Exactly solvable models of two-dimensional dilaton gravity and quantum eternal black holes

TL;DR

This paper introduces a new approach to exactly solve two-dimensional dilaton gravity models, revealing quantum black holes with regular geometry and analyzing their properties, including horizon structure and quantum corrections.

Contribution

It generalizes Solodukhin's results on the RST model to entire classes of models, uncovering new properties such as quantum black holes with completely regular geometry.

Findings

Black holes regular at the horizon are static with explicit metrics.

Spacetime can be divided into sheets separated by singularities with finite dilaton values.

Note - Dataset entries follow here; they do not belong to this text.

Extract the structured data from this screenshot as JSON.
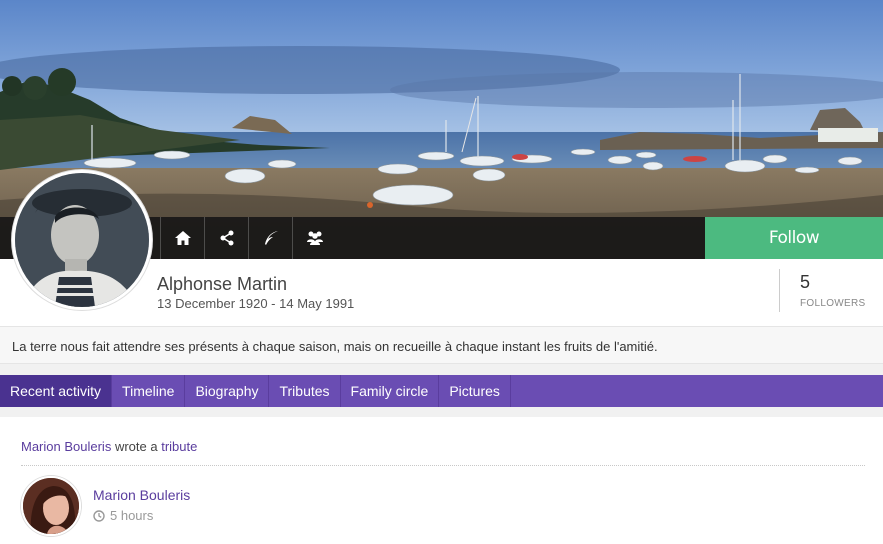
{
  "profile": {
    "name": "Alphonse Martin",
    "dates": "13 December 1920 - 14 May 1991",
    "followers_count": "5",
    "followers_label": "FOLLOWERS",
    "quote": "La terre nous fait attendre ses présents à chaque saison, mais on recueille à chaque instant les fruits de l'amitié."
  },
  "actions": {
    "icons": [
      "home-icon",
      "share-icon",
      "feather-icon",
      "group-icon"
    ],
    "follow_label": "Follow"
  },
  "tabs": [
    {
      "label": "Recent activity",
      "active": true
    },
    {
      "label": "Timeline",
      "active": false
    },
    {
      "label": "Biography",
      "active": false
    },
    {
      "label": "Tributes",
      "active": false
    },
    {
      "label": "Family circle",
      "active": false
    },
    {
      "label": "Pictures",
      "active": false
    }
  ],
  "feed": {
    "actor": "Marion Bouleris",
    "verb": "wrote a",
    "object": "tribute",
    "author": "Marion Bouleris",
    "time": "5 hours",
    "time_icon": "clock-icon"
  },
  "colors": {
    "follow_green": "#4cba80",
    "tab_purple": "#6a4db3",
    "tab_active": "#4a3290",
    "link_purple": "#5a3d9e"
  }
}
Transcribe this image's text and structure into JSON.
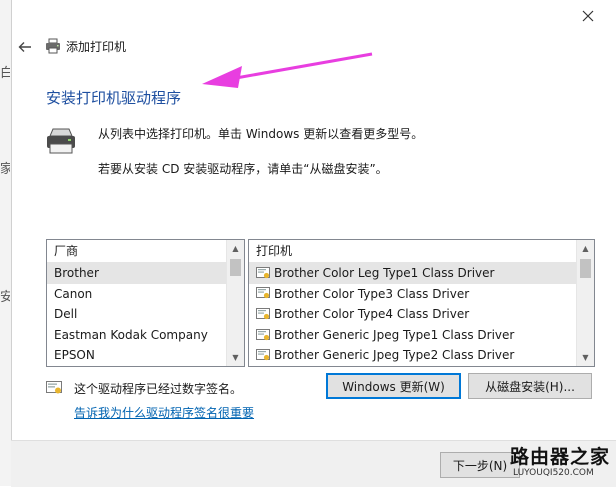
{
  "background_edge": {
    "glyphs": [
      "白",
      "家",
      "安"
    ]
  },
  "window": {
    "title": "添加打印机"
  },
  "page": {
    "heading": "安装打印机驱动程序",
    "description_line1": "从列表中选择打印机。单击 Windows 更新以查看更多型号。",
    "description_line2": "若要从安装 CD 安装驱动程序，请单击“从磁盘安装”。"
  },
  "manufacturers": {
    "header": "厂商",
    "items": [
      "Brother",
      "Canon",
      "Dell",
      "Eastman Kodak Company",
      "EPSON"
    ],
    "selected": "Brother"
  },
  "printers": {
    "header": "打印机",
    "items": [
      "Brother Color Leg Type1 Class Driver",
      "Brother Color Type3 Class Driver",
      "Brother Color Type4 Class Driver",
      "Brother Generic Jpeg Type1 Class Driver",
      "Brother Generic Jpeg Type2 Class Driver"
    ],
    "selected": "Brother Color Leg Type1 Class Driver"
  },
  "signature": {
    "status_text": "这个驱动程序已经过数字签名。",
    "link_text": "告诉我为什么驱动程序签名很重要"
  },
  "buttons": {
    "windows_update": "Windows 更新(W)",
    "have_disk": "从磁盘安装(H)...",
    "next": "下一步(N)"
  },
  "watermark": {
    "name": "路由器之家",
    "url": "LUYOUQI520.COM"
  },
  "colors": {
    "heading": "#1e4fa0",
    "link": "#0063b1",
    "annotation_arrow": "#e83ee0",
    "focus_border": "#0078d7",
    "selection": "#e5e5e5"
  }
}
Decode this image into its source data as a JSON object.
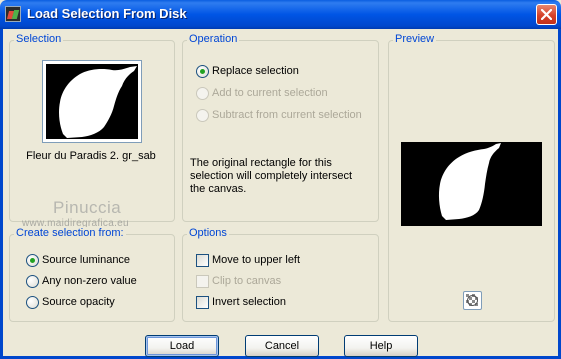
{
  "window": {
    "title": "Load Selection From Disk",
    "icon": "paint-shop-pro-icon",
    "close_icon": "close-icon"
  },
  "selection": {
    "group_label": "Selection",
    "file_name": "Fleur du Paradis 2. gr_sab"
  },
  "watermark": {
    "name": "Pinuccia",
    "url": "www.maidiregrafica.eu"
  },
  "operation": {
    "group_label": "Operation",
    "options": [
      {
        "label": "Replace selection",
        "checked": true,
        "enabled": true
      },
      {
        "label": "Add to current selection",
        "checked": false,
        "enabled": false
      },
      {
        "label": "Subtract from current selection",
        "checked": false,
        "enabled": false
      }
    ],
    "info": "The original rectangle for this selection will completely intersect the canvas."
  },
  "preview": {
    "group_label": "Preview",
    "bg_toggle_icon": "checkerboard-icon"
  },
  "create_from": {
    "group_label": "Create selection from:",
    "options": [
      {
        "label": "Source luminance",
        "checked": true
      },
      {
        "label": "Any non-zero value",
        "checked": false
      },
      {
        "label": "Source opacity",
        "checked": false
      }
    ]
  },
  "options": {
    "group_label": "Options",
    "items": [
      {
        "label": "Move to upper left",
        "checked": false,
        "enabled": true
      },
      {
        "label": "Clip to canvas",
        "checked": false,
        "enabled": false
      },
      {
        "label": "Invert selection",
        "checked": false,
        "enabled": true
      }
    ]
  },
  "buttons": {
    "load": "Load",
    "cancel": "Cancel",
    "help": "Help"
  },
  "colors": {
    "title_bar": "#0055e5",
    "dialog_bg": "#ece9d8",
    "group_label": "#0046d5",
    "radio_dot": "#21a121"
  }
}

Quantum corrections to Hawking temperature vanish in these models.

Abstract

New approach to exact solvability of dilaton gravity theories is suggested which appeals directly to structure of field equations. It is shown that black holes regular at the horizon are static and their metric is found explicitly. If a metric possesses singularities the whole spacetime can be divided into different sheets with one horizon on each sheet between neighboring singularities with a finite value of dilaton field (addition horizons may arise at infinite value of it), neighboring sheets being glued along the singularity. The position of singularities coincide with the values of dilaton in solutions with a constant dilaton field. Quantum corrections to the Hawking temperature vanish. For a wide subset of these models the relationship between the total energy and the total entropy of the quantum finite size system is the same as in the classical limit. For another subset the metric itself does not acquire quantum corrections. The present paper generalizes Solodukhin's results on the RST model in that instead of a particular model we deal with whole classes of them. Apart from this, the found models exhibit some qualitatively new properties which are absent in the RST model. The most important one is that there exist quantum black holes with geometry regular everywhere including infinity.